The Choosing Wisely campaign is about much-needed dialogue between physician and patient, says John Bulger, DO, MBA, chief quality officer, Geisinger Health System, Danville, Pa., and chair of the Choosing Wisely subcommittee of the Society of Hospital Medicine’s healthcare quality and patient safety committee. In years past, medicine was paternalistic, he says. “The physician ordered the test, the patient didn’t know what was going on.” That’s changing, though there’s still work to be done. “It’s a professional issue,” he says. “We ought to be having a discussion with the patient about what the tests are and what we should expect from them.”

Such discussions can benefit both patient and doctor, he continues. “As a physician, you may begin to think, ‘Why am I ordering this test?
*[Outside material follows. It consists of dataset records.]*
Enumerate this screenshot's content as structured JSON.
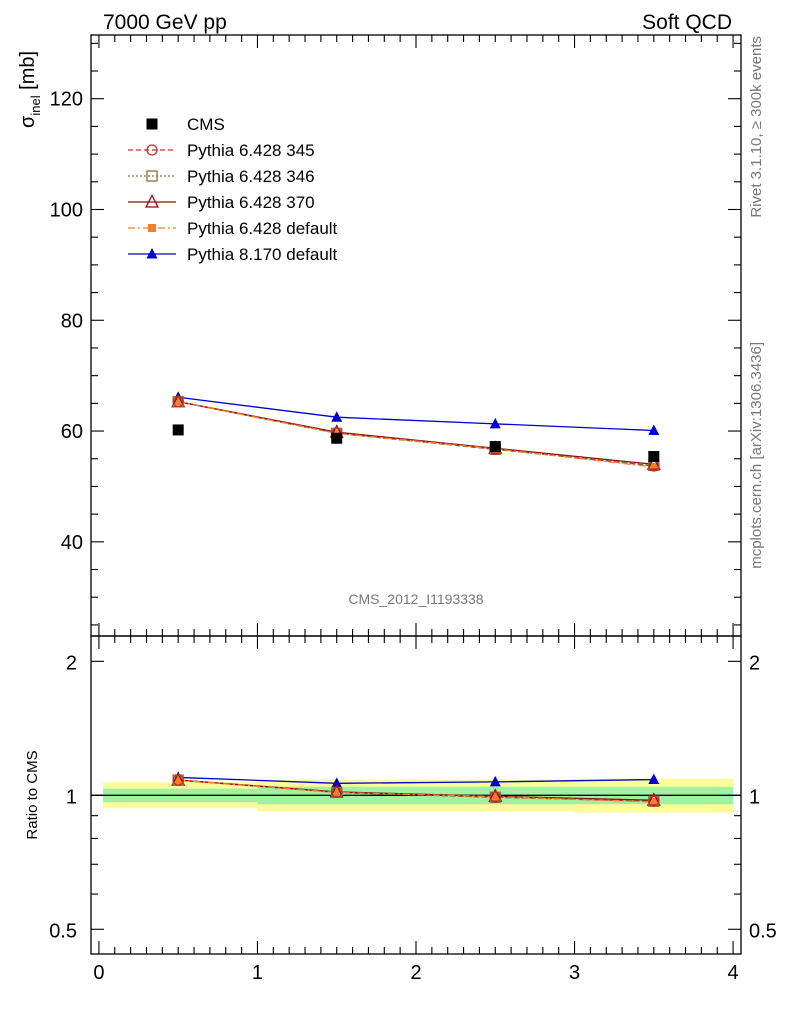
{
  "header": {
    "left": "7000 GeV pp",
    "right": "Soft QCD"
  },
  "side": {
    "top": "Rivet 3.1.10, ≥ 300k events",
    "bottom": "mcplots.cern.ch [arXiv:1306.3436]"
  },
  "watermark": "CMS_2012_I1193338",
  "chart_data": [
    {
      "type": "line",
      "panel": "main",
      "ylabel_main": "σ",
      "ylabel_sub": "inel",
      "ylabel_unit": " [mb]",
      "xlim": [
        -0.05,
        4.05
      ],
      "ylim": [
        23,
        131.5
      ],
      "yticks": [
        40,
        60,
        80,
        100,
        120
      ],
      "x": [
        0.5,
        1.5,
        2.5,
        3.5
      ],
      "series": [
        {
          "name": "CMS",
          "color": "#000000",
          "marker": "square-filled",
          "line": "none",
          "values": [
            60.2,
            58.7,
            57.2,
            55.4
          ]
        },
        {
          "name": "Pythia 6.428 345",
          "color": "#c03030",
          "marker": "circle-open",
          "line": "dashed",
          "values": [
            65.3,
            59.6,
            56.7,
            53.7
          ]
        },
        {
          "name": "Pythia 6.428 346",
          "color": "#8b6f2f",
          "marker": "square-open",
          "line": "dotted",
          "values": [
            65.3,
            59.6,
            56.7,
            53.8
          ]
        },
        {
          "name": "Pythia 6.428 370",
          "color": "#8b1010",
          "marker": "triangle-open",
          "line": "solid",
          "values": [
            65.3,
            59.8,
            56.9,
            54.0
          ]
        },
        {
          "name": "Pythia 6.428 default",
          "color": "#f08030",
          "marker": "square-small-filled",
          "line": "dashdot",
          "values": [
            65.3,
            59.6,
            56.8,
            53.5
          ]
        },
        {
          "name": "Pythia 8.170 default",
          "color": "#0000cc",
          "marker": "triangle-filled",
          "line": "solid",
          "values": [
            66.1,
            62.5,
            61.3,
            60.1
          ]
        }
      ]
    },
    {
      "type": "line",
      "panel": "ratio",
      "ylabel": "Ratio to CMS",
      "ylim": [
        0.44,
        2.28
      ],
      "yticks": [
        0.5,
        1,
        2
      ],
      "yticklabels": [
        "0.5",
        "1",
        "2"
      ],
      "xticks": [
        0,
        1,
        2,
        3,
        4
      ],
      "x": [
        0.5,
        1.5,
        2.5,
        3.5
      ],
      "bands": [
        {
          "x0": 0,
          "x1": 1,
          "outer": [
            0.935,
            1.07
          ],
          "inner": [
            0.965,
            1.035
          ]
        },
        {
          "x0": 1,
          "x1": 2,
          "outer": [
            0.92,
            1.085
          ],
          "inner": [
            0.955,
            1.045
          ]
        },
        {
          "x0": 2,
          "x1": 3,
          "outer": [
            0.92,
            1.085
          ],
          "inner": [
            0.955,
            1.045
          ]
        },
        {
          "x0": 3,
          "x1": 4,
          "outer": [
            0.915,
            1.09
          ],
          "inner": [
            0.955,
            1.045
          ]
        }
      ],
      "series": [
        {
          "name": "Pythia 6.428 345",
          "values": [
            1.082,
            1.015,
            0.99,
            0.97
          ]
        },
        {
          "name": "Pythia 6.428 346",
          "values": [
            1.082,
            1.015,
            0.99,
            0.97
          ]
        },
        {
          "name": "Pythia 6.428 370",
          "values": [
            1.082,
            1.018,
            0.995,
            0.975
          ]
        },
        {
          "name": "Pythia 6.428 default",
          "values": [
            1.082,
            1.015,
            0.993,
            0.966
          ]
        },
        {
          "name": "Pythia 8.170 default",
          "values": [
            1.097,
            1.064,
            1.072,
            1.085
          ]
        }
      ],
      "band_colors": {
        "outer": "#fdfb9a",
        "inner": "#a0f2a0"
      }
    }
  ]
}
What will I do with the result? Will it change what I’m going to do management-wise?’ The result may be, you end up performing fewer tests. It’s a positive byproduct.” Further, that kind of discussion is in line with the hospital medicine movement, for which creating efficiency in hospitalized patients’ care has always been a hallmark, says Bulger.
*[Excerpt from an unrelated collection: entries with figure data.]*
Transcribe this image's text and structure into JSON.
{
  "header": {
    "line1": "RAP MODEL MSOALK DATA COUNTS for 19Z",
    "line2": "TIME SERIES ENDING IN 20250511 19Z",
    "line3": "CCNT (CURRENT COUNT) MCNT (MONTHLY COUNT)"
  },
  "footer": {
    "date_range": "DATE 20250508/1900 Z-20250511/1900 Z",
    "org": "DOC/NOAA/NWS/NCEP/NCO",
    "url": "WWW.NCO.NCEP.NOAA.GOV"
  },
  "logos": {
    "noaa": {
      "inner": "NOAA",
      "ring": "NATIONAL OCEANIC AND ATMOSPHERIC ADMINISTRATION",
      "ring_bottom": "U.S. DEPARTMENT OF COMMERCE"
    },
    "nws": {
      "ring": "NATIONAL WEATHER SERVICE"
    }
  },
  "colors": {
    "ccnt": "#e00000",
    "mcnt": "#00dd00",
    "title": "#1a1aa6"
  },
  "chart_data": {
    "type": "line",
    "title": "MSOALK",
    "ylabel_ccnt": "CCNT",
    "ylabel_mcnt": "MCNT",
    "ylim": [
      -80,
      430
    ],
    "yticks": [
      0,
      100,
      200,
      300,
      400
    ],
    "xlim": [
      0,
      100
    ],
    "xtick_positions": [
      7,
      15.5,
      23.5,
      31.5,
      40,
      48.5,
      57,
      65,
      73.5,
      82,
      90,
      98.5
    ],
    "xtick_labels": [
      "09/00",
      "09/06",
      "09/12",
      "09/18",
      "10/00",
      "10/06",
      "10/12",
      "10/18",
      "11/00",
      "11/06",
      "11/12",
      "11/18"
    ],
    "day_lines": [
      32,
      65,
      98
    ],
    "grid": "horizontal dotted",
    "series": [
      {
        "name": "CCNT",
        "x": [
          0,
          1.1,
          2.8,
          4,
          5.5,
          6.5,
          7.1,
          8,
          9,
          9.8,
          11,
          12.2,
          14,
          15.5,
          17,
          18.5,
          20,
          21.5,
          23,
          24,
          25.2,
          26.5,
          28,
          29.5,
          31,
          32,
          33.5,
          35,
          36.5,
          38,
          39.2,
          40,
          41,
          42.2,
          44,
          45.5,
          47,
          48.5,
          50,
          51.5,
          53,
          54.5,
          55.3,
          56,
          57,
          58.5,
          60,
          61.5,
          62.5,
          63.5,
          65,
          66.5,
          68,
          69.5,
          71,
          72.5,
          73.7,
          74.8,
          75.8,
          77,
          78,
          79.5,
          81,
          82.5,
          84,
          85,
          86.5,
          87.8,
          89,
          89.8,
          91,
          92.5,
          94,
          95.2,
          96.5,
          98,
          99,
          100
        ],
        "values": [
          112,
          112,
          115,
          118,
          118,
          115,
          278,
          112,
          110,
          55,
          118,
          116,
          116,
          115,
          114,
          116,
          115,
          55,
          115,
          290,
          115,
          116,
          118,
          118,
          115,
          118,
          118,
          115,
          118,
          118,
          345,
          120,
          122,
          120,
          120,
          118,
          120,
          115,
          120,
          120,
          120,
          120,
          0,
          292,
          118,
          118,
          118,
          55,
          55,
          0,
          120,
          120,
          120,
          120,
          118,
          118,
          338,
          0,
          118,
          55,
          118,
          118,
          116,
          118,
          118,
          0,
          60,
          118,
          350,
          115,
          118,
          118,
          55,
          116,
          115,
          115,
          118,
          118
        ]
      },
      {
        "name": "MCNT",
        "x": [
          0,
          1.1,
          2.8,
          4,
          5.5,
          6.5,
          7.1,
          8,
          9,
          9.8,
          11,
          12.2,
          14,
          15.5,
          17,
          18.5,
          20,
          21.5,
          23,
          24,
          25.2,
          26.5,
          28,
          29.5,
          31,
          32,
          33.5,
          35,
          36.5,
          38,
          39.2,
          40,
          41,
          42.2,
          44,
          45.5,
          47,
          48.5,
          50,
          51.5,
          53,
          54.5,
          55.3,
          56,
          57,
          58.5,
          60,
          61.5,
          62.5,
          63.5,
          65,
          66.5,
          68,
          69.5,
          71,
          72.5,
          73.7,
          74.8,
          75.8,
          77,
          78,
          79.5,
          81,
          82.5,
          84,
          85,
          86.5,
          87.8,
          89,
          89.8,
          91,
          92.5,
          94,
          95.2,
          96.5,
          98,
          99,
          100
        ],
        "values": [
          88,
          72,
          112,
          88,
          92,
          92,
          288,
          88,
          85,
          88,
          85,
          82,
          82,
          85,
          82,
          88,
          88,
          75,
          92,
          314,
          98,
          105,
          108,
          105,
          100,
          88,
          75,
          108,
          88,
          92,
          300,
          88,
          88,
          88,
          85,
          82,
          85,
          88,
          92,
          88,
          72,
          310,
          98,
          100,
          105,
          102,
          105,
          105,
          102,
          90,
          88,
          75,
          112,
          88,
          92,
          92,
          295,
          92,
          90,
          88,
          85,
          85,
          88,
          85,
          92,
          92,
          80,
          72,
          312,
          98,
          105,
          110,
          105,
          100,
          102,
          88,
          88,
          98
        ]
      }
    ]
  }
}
The Society of Hospital Medicine has issued 10 Choosing Wisely recommendations – five for adult medicine, five for pediatric medicine, but because the hospitalist’s scope of practice is so broad, SHM members are affected by recommendations from a variety of other specialty societies, says Bulger. “There’s been a lot of buzz about our recommendations,” he adds, and SHM intends to heighten interest by sponsoring a contest that will reward those members with the best stories about implementing Choosing Wisely recommendations.

Implementing change in medical practice is a gradual process, says Bulger. The medical/legal issue – that is, the fear that if certain tests aren’t ordered, the physician could be held liable in court somewhere down the line – certainly plays a role. “But some of the strength of the Choosing Wisely campaign is that the recommendations are evidence-based; to some extent, they highlight what the standard of care should be,” he says. “That should help protect physicians from the medical/legal issue, though there hasn’t been a test of this yet.”

But some of the resistance to change comes from patients themselves, due in part to the lack of communication between patient and physician, says Bulger. It takes time and effort to discuss with the patient why he or she may not need a urinary catheter, transfusion, heart monitor or even antibiotics. “But those discussions can be pretty straightforward, and the patient is usually comfortable with the outcome,” he says.

SHM: Five Things Physicians and Patients Should Question

From Choosing Wisely, an initiative of the ABIM Foundation,
http://www.choosingwisely.org/wp-content/uploads/2013/02/Choosing-Wisely-Master-List.pdf

Adult hospital medicine

  1. Don’t place, or leave in place, urinary catheters for incontinence or convenience or monitoring of output for non-critically-ill patients (acceptable indications: critical illness, obstruction, hospice, perioperatively for
  2. Don’t prescribe medications for stress ulcer prophylaxis to medical inpatients unless at high risk for GI complications.
  3. Avoid transfusions of red blood cells for arbitrary hemoglobin or hematocrit thresholds and in the absence of symptoms of active coronary disease, heart failure or stroke.
  4. Don’t order continuous telemetry monitoring outside of the ICU without using a protocol that governs continuation.
  5. Don’t perform repetitive CBC and chemistry testing in the face of clinical and lab stability.

Pediatric hospital medicine

  1. Don’t order chest radiographs in children with uncomplicated asthma or bronchiolitis.
  2. Don’t routinely use bronchodilators in children with bronchiolitis.
  3. Don’t use systemic corticosteroids in children under 2 years of age with an uncomplicated lower respiratory tract infection.
  4. Don’t treat gastroesophageal reflux in infants routinely with acid suppression therapy.
  5. Don’t use continuous pulse oximetry routinely in children with acute respiratory illness unless they are on supplemental oxygen.